Aspects of an Abundant Life
By Jerry Batson, Th.D.
Special to The Alabama Baptist
Jesus declared that one purpose of His coming was that His followers might have life and “that they may have it more abundantly” (John 10:10). As we explore aspects of an abundant life we are giving thought to what we might think of as experiential theology or a theology of Christian living. This week Theology 101 seeks to delve into what might be termed a crucified life.
The Apostle Paul used such terminology in his testimony in Galatians 2:20: “I have been crucified with Christ; it is no longer I who live but Christ lives in me.” Later in Galatians he added, “God forbid that I should boast except in the cross of our Lord Jesus Christ, by whom the world has been crucified to me, and I to the world” (Gal. 6:14).
Crucifixion of the flesh
At first glance it may seem contradictory to say the way to abundant life is by death. The death in view must be of a spiritual nature not a physical one.
Rather than the crucifixion of a body, this crucifixion is that of the flesh — flesh being a term by which the Bible speaks of our lower sinful nature with its desires or compulsions.
A crucified life is thus one in which sinful or fleshly desires are being put to death.
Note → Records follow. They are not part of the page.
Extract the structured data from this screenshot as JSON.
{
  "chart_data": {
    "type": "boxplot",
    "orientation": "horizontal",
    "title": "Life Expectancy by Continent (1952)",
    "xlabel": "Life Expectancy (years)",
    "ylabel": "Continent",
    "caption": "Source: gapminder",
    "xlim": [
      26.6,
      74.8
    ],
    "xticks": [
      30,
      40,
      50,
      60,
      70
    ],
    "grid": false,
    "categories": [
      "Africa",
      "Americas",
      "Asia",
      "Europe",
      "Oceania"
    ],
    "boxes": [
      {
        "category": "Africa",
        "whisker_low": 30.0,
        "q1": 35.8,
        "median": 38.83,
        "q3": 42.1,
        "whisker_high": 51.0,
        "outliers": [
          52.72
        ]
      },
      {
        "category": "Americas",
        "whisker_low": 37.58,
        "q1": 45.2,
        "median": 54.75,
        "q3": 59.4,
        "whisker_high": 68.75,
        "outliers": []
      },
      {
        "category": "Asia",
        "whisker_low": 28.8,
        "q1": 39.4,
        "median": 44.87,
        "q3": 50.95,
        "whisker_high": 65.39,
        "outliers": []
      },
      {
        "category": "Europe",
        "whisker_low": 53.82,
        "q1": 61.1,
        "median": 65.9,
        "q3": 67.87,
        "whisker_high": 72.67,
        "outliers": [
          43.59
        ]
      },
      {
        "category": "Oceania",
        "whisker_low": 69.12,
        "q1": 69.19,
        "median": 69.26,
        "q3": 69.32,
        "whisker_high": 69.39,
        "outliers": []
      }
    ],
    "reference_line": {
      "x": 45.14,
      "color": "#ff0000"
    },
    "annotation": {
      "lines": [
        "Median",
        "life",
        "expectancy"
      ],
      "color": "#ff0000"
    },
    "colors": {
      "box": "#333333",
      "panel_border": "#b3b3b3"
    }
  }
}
How then is one to make the matter of a crucified life a fact of the Christian life? We might include in the process three ideas: know it as a fact of Scripture; want it as part of obedience to Scripture; and reckon it so as an act of faith.
The key is willingness to reckon it so or count it so.
Daily confession
This reckoning is not a once-for-all event however. Rather it demands day-by-day or moment-by-moment confessing the fact of having been crucified with Christ.
For example if temper seeks to flare say by faith, “I died to that.” Similarly if unkind words begin to form or hatred begins to boil respond immediately with, “I died to that.” In short, living a crucified life demands reckoning the truth of Scripture to be so in life’s situations of temptation.
We remember that Jesus Himself placed emphasis on the need for “daily” denying oneself and taking up of the cross by those who would follow Him (Luke 9:23).
Romans 6:11 commands, “Reckon yourselves to be dead indeed to sin but alive to God in Christ Jesus our Lord. Therefore do not let sin reign in your mortal body that you should obey it in its lusts.”